Borrowing activity in the federal funds market is signaling that stress in the US banking system hasn’t fully gone away.

(Bloomberg) — Borrowing activity in the federal funds market is signaling that stress in the US banking system hasn’t fully gone away.

Although a decline in total volume suggests the overall need for excess cash has lessened, the spread between what borrowers at the highest percentile of the daily fed funds distribution have to pay and those below is at its widest since September 2019. That’s a sign that some smaller institutions are still having to pay more to borrow cash, according to Bank of America strategists Mark Cabana and Katie Craig. 

The federal funds market allows government sponsored enterprises such as the Federal Home Loan Banks to lend to foreign and domestic banks in need of dollars. As the Federal Reserve has raised interest rates and shrunk its balance sheet, depositors have shifted money out of banks and into higher-yielding alternatives like money-market funds, prompting lenders to increasingly turn to the fed funds market for overnight cash. The shift was exacerbated by the collapse of four regional US banks earlier this year.
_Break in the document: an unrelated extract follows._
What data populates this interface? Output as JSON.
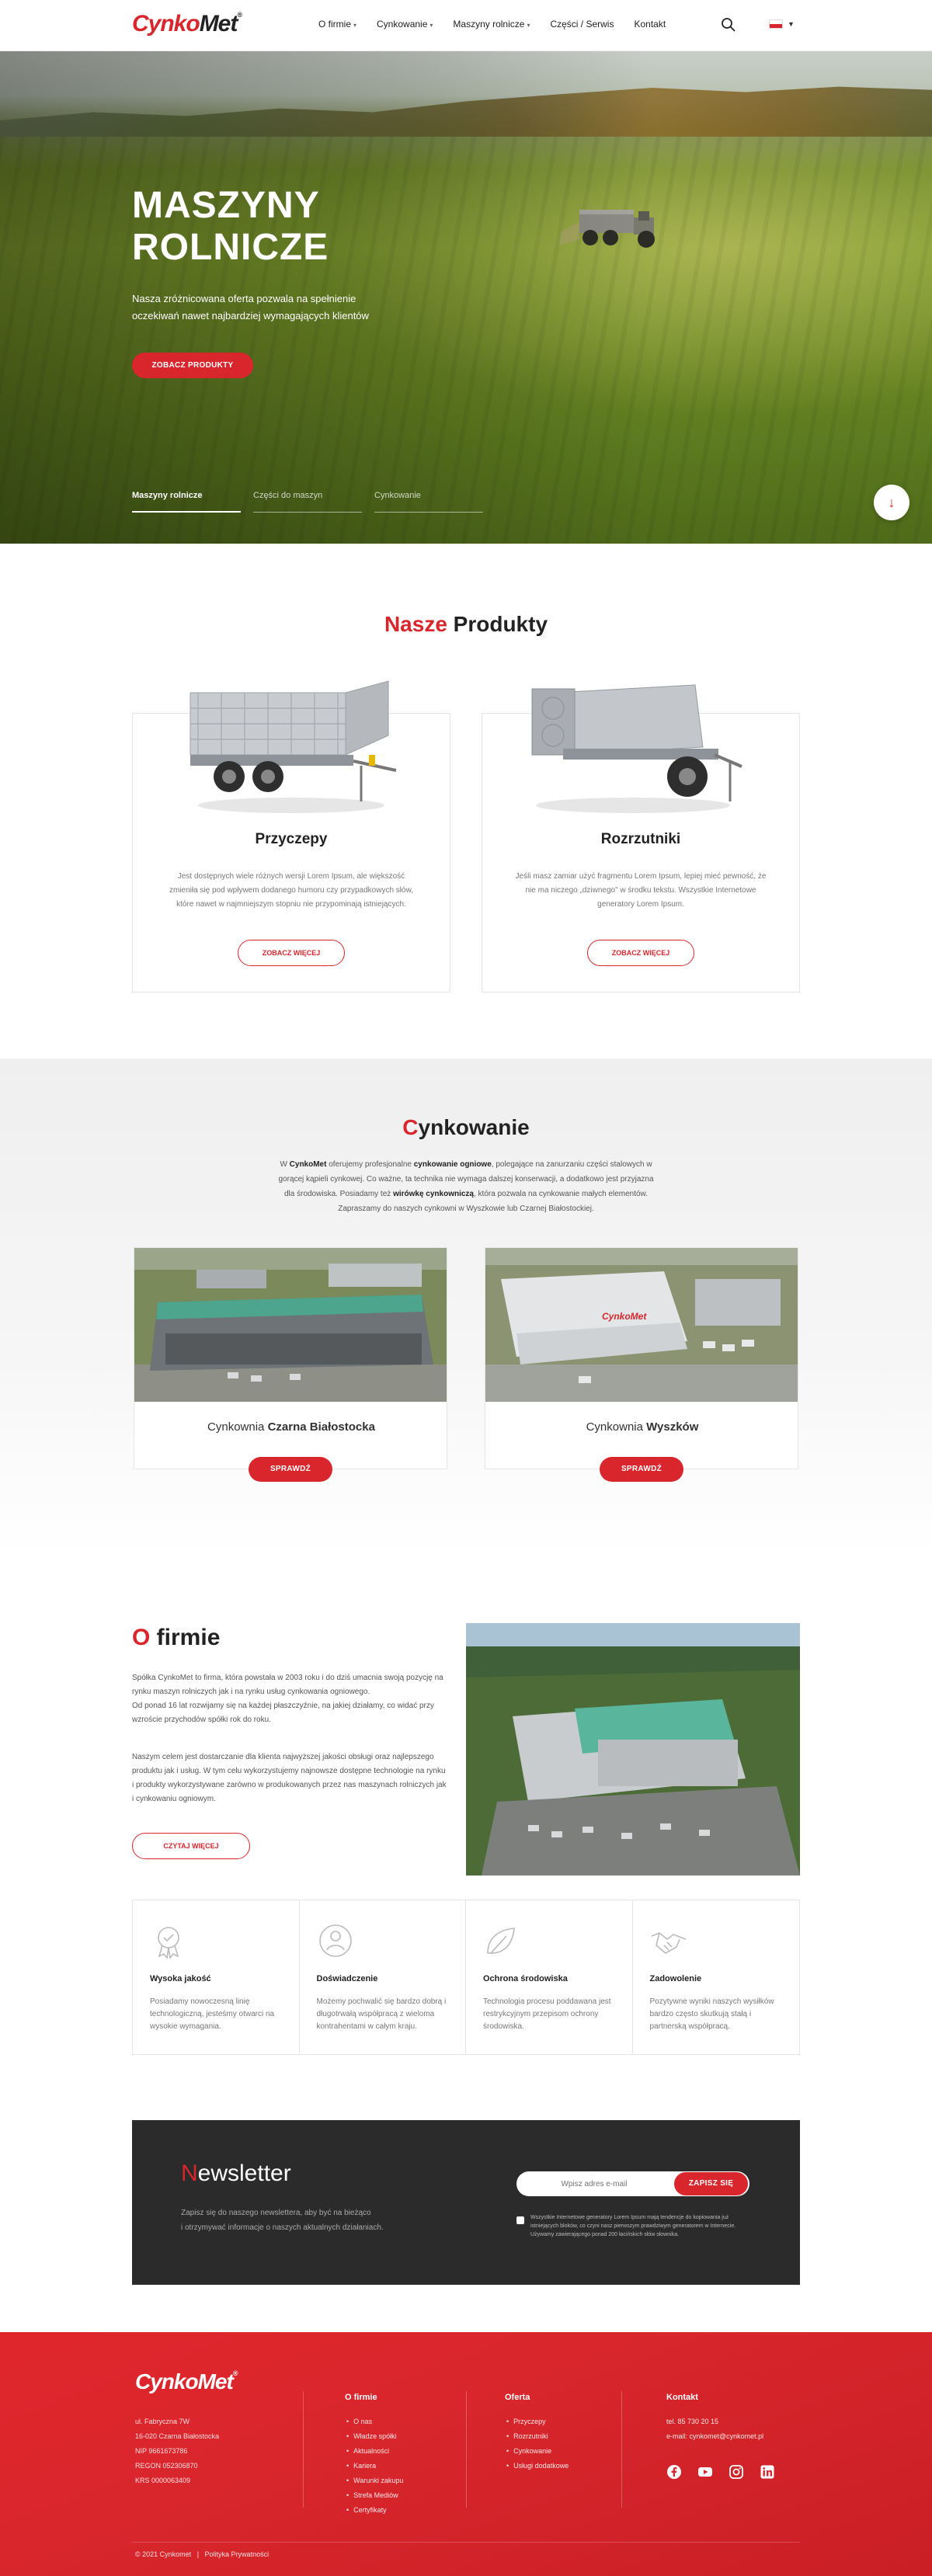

While Fed Chair Jerome Powell said this week that the banking system has settled down, there are renewed concerns over bank liquidity in the wake of Banc of California’s purchase of larger rival PacWest Bancorp. 
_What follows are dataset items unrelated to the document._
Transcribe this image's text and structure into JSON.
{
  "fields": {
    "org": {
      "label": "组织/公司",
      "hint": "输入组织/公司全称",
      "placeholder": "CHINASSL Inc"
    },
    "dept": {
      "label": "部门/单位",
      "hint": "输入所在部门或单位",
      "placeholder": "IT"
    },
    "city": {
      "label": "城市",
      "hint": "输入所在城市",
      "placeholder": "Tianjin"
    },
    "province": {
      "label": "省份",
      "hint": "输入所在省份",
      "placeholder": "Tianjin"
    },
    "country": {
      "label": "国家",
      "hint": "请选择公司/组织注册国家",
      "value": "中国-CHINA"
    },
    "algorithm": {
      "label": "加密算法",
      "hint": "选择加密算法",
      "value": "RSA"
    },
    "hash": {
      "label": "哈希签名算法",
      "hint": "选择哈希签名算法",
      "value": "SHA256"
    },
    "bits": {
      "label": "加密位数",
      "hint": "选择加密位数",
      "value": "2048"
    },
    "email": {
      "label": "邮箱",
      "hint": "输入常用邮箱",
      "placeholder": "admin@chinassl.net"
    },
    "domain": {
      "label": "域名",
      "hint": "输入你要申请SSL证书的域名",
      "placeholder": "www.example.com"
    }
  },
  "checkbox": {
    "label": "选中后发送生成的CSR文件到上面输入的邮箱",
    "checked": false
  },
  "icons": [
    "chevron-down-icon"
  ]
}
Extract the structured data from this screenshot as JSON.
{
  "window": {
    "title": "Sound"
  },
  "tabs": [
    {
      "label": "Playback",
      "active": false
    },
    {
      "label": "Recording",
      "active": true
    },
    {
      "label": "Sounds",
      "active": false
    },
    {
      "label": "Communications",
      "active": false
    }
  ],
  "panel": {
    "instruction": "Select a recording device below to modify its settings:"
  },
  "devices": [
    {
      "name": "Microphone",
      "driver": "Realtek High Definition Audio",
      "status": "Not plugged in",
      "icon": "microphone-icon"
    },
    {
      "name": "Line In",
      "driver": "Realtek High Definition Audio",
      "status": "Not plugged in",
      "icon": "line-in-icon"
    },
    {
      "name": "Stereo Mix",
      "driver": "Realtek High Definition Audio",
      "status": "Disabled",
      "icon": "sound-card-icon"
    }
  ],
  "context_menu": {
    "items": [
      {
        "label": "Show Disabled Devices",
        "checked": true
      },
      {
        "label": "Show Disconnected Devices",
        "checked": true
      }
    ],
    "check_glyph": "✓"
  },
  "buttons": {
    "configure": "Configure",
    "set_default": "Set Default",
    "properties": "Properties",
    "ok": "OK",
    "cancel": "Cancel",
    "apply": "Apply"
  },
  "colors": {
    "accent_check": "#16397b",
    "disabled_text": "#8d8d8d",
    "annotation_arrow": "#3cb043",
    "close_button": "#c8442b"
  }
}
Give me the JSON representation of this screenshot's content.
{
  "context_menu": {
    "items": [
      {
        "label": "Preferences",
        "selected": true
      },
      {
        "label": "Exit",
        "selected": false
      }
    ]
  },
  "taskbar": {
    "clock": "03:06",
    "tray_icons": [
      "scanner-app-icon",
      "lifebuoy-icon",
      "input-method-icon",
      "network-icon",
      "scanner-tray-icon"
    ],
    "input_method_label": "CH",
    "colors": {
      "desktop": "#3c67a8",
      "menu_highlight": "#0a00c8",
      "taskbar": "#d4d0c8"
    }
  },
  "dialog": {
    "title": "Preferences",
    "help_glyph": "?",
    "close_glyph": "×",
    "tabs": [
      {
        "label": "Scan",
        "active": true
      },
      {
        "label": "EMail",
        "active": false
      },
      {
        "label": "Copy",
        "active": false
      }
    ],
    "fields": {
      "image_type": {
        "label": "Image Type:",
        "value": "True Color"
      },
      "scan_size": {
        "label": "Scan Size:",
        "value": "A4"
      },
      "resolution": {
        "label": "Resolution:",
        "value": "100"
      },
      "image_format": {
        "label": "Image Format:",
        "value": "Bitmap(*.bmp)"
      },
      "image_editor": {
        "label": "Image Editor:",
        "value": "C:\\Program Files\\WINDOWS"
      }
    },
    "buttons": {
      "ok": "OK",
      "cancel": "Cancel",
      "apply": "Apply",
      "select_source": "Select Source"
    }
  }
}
“We believe it is likely the smaller domestic banks with more limited cash buffers that are driving this upward pressure,” the Bank of America strategists wrote in a note to clients. “Smaller banks have reported to us in the past that they value the fed funds market as a stable source to cover any unexpected short-term liquidity needs when their existing funding falls short.” 

The distribution of daily fed funds transactions published by the Federal Reserve Bank of New York shows that interest rates on overnight loans for the 99th percentile has climbed to 5.65%, which accounts for the latest hike. But the gap between the 99th and 75th percentiles has widened to 33 basis points, from near zero in March 2022 when the central bank began its hiking campaign and later quantitative tightening. 
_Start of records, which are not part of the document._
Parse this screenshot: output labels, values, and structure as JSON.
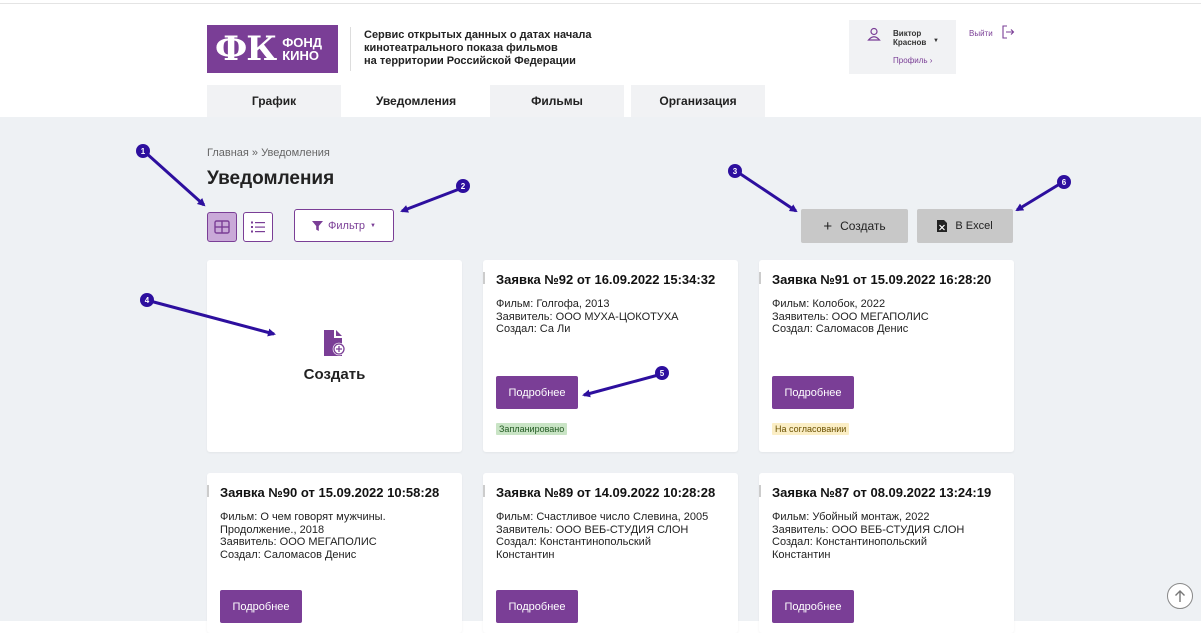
{
  "header": {
    "logo_main": "ФК",
    "logo_word1": "ФОНД",
    "logo_word2": "КИНО",
    "service_line1": "Сервис открытых данных о датах начала",
    "service_line2": "кинотеатрального показа фильмов",
    "service_line3": "на территории Российской Федерации",
    "user_first": "Виктор",
    "user_last": "Краснов",
    "profile_link": "Профиль ›",
    "logout": "Выйти"
  },
  "tabs": [
    {
      "label": "График"
    },
    {
      "label": "Уведомления"
    },
    {
      "label": "Фильмы"
    },
    {
      "label": "Организация"
    }
  ],
  "breadcrumb": "Главная » Уведомления",
  "page_title": "Уведомления",
  "toolbar": {
    "filter_label": "Фильтр",
    "create_label": "Создать",
    "excel_label": "В Excel"
  },
  "create_card_label": "Создать",
  "more_label": "Подробнее",
  "cards": [
    {
      "title": "Заявка №92 от 16.09.2022 15:34:32",
      "lines": [
        "Фильм: Голгофа, 2013",
        "Заявитель: ООО МУХА-ЦОКОТУХА",
        "Создал: Са Ли"
      ],
      "status": "Запланировано",
      "status_color": "#c9e4c5"
    },
    {
      "title": "Заявка №91 от 15.09.2022 16:28:20",
      "lines": [
        "Фильм: Колобок, 2022",
        "Заявитель: ООО МЕГАПОЛИС",
        "Создал: Саломасов Денис"
      ],
      "status": "На согласовании",
      "status_color": "#fbeec5"
    },
    {
      "title": "Заявка №90 от 15.09.2022 10:58:28",
      "lines": [
        "Фильм: О чем говорят мужчины.",
        "Продолжение., 2018",
        "Заявитель: ООО МЕГАПОЛИС",
        "Создал: Саломасов Денис"
      ],
      "status": "",
      "status_color": ""
    },
    {
      "title": "Заявка №89 от 14.09.2022 10:28:28",
      "lines": [
        "Фильм: Счастливое число Слевина, 2005",
        "Заявитель: ООО ВЕБ-СТУДИЯ СЛОН",
        "Создал: Константинопольский",
        "Константин"
      ],
      "status": "",
      "status_color": ""
    },
    {
      "title": "Заявка №87 от 08.09.2022 13:24:19",
      "lines": [
        "Фильм: Убойный монтаж, 2022",
        "Заявитель: ООО ВЕБ-СТУДИЯ СЛОН",
        "Создал: Константинопольский",
        "Константин"
      ],
      "status": "",
      "status_color": ""
    }
  ],
  "markers": [
    "1",
    "2",
    "3",
    "4",
    "5",
    "6"
  ],
  "colors": {
    "brand": "#7a3e96",
    "annotation": "#2d0f9e"
  }
}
The strategists noted that bank call reports show domestic institutions shifting to net borrowers of fed funds from net lenders at the beginning of quantitative tightening. That suggests that liquidity pressure is likely to continue as the balance-sheet unwind continues for the foreseeable future, Cabana and Craig wrote. 

The benchmark rate rose to 5.33% on July 26, according to data published Friday, which reflects the central bank’s latest action.